I am sure that this was not the intention but HIPAA Safe Harbor tactics are not an adequate mechanism. As an alternative, I suggest that you will specify a subset of identifiers from HIPAA Safe Harbor that should not be included.
Another issue is that the GDS proposal states that “Human data that are submitted to NIH-designated data repositories should be de-identified”. While still a minority, certain study participants are not interested in keeping their data private and might decide to allow sharing with explicit identifiers to facilitate future research (Goolsby et al., IOM Roundtable, 2010). For example, genetic studies of facial dysmorphologies sometimes ask the permission of study participants to share their photos. In other cases, such as the PGP-10, the participants decide to publicly identify themselves. It is impossible to de-identify these datasets. The current GDS proposal seems to prevent the sharing of these studies in NIH-repositories.
My suggestion is to revise this sentence to something similar to “the NIH-designated repositories accept studies with and without explicit identifiers (such as name, photos, or contact information) of participants. The final decision whether to release these explicit identifiers should be addressed in the informed consent”.

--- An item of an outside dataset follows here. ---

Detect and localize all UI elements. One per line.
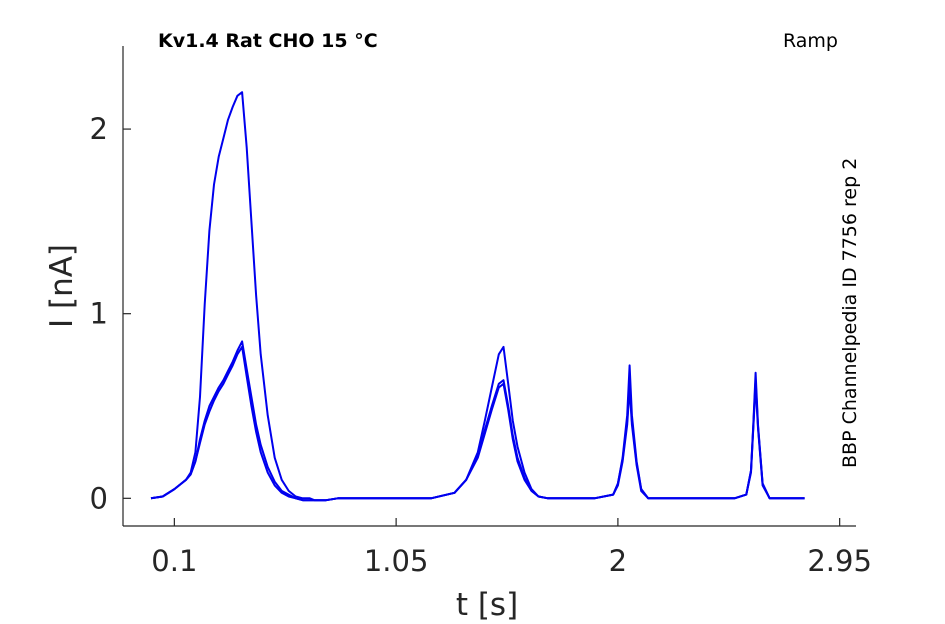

3. Including unmapped reads to BAM files
Appendix A of the GDS proposal sets five levels of data based on the amount of processing. Level 2 is the rawest format that is expected to be commonly shared for human studies “[It] would be a file (e.g., binary alignment matrix (BAM) files) usually containing the unmapped reads as well.”
It is highly advisable to include the unmapped reads as a standard in these BAM files to maximize consistency, serendipity, and secondary data usage.
Alignment programs considerably vary in their performance, algorithms to deal with repetitive elements, and gapped alignment methods (Treangen and Salzberg, Nature Reviews Genetics, 2011). These variations can translate to certain error patterns in downstream algorithms. Data fusion from multiple studies with different alignment techniques might be error prone and introduce systematic biases that can create false positive. Including the unaligned reads as a default will enable to recover the original FASTQ files and neutralize most the systematic biases.
In addition, a wide range of software including from our group and others developed specialized algorithms to call “exotic” types of variations and biological events in DNA and RNA data (Hormozdiari et al., Bioinformatics, 2010; Gymrek et al., Genome Research, 2012; Highnam et al., Nucleic Acid Research, 2012; Dobin et al., Bioinformatics, 2013). These algorithms usually require access to the unmapped reads as they employ specialized alignment strategies. Including the unaligned reads as default will enable this type of research.